Election victory on that scale is conventionally viewed as a recipe for executive arrogance, since Britain’s constitution does not impose many checks on a prime minister with command of the Commons. The reality is more subtle. Large majorities can make the official opposition less effective. Seven Labour MPs have already had the whip suspended for supporting a Scottish National party amendment to the king’s speech calling for an end to the two-child limit on benefit entitlement, a misery-spreading policy. There has to be a disagreement with the proposals of the party to trigger an act of dissension. In the future, it would be better to seek to win over prospective rebels with more than demands of loyalty.
The election of new select committee chairs in the coming weeks will provide an early indication of how effectively the new parliament will hold the government to account.
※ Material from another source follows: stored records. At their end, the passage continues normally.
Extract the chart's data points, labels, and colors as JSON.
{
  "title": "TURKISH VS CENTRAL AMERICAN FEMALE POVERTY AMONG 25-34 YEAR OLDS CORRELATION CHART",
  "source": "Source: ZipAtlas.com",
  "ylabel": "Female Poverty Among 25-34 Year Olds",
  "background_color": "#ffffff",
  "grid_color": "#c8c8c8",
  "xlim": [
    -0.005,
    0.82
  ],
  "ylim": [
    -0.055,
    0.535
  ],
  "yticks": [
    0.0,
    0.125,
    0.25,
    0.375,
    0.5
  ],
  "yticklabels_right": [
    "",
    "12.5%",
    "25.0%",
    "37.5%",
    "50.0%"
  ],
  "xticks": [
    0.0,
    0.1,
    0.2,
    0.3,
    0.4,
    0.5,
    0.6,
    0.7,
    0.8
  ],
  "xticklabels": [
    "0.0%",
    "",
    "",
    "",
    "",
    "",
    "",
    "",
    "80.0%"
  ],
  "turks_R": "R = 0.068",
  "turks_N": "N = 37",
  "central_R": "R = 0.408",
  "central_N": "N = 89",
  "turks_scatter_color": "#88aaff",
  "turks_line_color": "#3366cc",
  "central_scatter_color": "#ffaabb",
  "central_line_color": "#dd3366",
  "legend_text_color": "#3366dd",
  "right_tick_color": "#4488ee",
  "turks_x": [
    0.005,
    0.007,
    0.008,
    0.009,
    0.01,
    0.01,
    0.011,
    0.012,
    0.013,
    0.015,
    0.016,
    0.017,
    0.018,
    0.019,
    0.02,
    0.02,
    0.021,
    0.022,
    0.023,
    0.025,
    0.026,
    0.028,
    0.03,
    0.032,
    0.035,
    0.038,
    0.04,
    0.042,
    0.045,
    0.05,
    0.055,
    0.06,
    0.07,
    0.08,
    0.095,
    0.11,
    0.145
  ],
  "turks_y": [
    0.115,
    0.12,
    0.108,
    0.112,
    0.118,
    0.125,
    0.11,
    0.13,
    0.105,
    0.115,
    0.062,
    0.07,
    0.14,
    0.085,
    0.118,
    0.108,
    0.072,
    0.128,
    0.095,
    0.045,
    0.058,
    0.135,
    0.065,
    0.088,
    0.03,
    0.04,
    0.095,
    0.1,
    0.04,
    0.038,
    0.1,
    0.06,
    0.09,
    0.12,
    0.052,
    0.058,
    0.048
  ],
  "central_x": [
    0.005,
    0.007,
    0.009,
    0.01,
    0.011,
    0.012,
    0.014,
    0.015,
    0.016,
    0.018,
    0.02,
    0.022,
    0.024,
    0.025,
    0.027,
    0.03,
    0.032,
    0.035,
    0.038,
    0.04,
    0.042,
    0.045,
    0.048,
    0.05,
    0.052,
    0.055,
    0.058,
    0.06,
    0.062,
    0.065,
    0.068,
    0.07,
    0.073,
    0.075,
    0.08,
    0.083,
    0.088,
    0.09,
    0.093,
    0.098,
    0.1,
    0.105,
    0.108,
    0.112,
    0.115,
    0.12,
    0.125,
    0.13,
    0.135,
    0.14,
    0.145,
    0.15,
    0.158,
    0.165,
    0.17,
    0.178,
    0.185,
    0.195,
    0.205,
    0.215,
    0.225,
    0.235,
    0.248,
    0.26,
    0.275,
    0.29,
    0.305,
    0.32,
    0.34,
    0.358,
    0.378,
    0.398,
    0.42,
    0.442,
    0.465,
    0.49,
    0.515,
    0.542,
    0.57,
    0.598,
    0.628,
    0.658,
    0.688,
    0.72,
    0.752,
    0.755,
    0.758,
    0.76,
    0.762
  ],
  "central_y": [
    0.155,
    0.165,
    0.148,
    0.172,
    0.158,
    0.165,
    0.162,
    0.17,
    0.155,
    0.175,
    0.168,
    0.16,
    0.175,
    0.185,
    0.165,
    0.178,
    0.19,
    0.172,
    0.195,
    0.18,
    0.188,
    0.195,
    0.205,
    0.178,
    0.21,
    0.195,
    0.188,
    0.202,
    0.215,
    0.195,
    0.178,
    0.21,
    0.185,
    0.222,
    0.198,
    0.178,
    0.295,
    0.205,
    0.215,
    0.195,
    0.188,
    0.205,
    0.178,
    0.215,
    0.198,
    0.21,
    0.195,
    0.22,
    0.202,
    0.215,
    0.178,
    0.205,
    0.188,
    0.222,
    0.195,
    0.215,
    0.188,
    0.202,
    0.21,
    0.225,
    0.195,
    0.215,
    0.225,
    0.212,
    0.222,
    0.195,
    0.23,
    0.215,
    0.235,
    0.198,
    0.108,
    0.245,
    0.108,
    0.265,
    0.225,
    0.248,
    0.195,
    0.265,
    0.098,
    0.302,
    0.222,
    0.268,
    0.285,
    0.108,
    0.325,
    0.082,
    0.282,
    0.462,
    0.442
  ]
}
Authoritative, independent-minded Labour figures will be needed for the departmental committees that have been allocated, by the usual opaque formula, to the ruling party – Treasury, foreign, defence, work and pensions, energy and net zero among them.
The next Conservative chair of the home affairs committee should be someone capable of engaging intelligently with the detail of crime and immigration policy, not a grandstanding culture warrior. The Liberal Democrats will want to use the chairs of the health and environment select committees to carve out a political profile for themselves commensurate with their newly enhanced Commons representation.
The real test will come once the substantial bills that will define political debate for the new session are published. After years of parliament being sidelined or consumed by hyper-partisan conflict and shallow theatrics, the process of legislative scrutiny has been neglected. This is not the aspect of MPs’ work that gets the most public recognition, but it is central to their constitutional duties. With a new government embarking on a substantial agenda, it is vital that a new generation of serious parliamentarians, sitting on both sides of the House, rises to the occasion.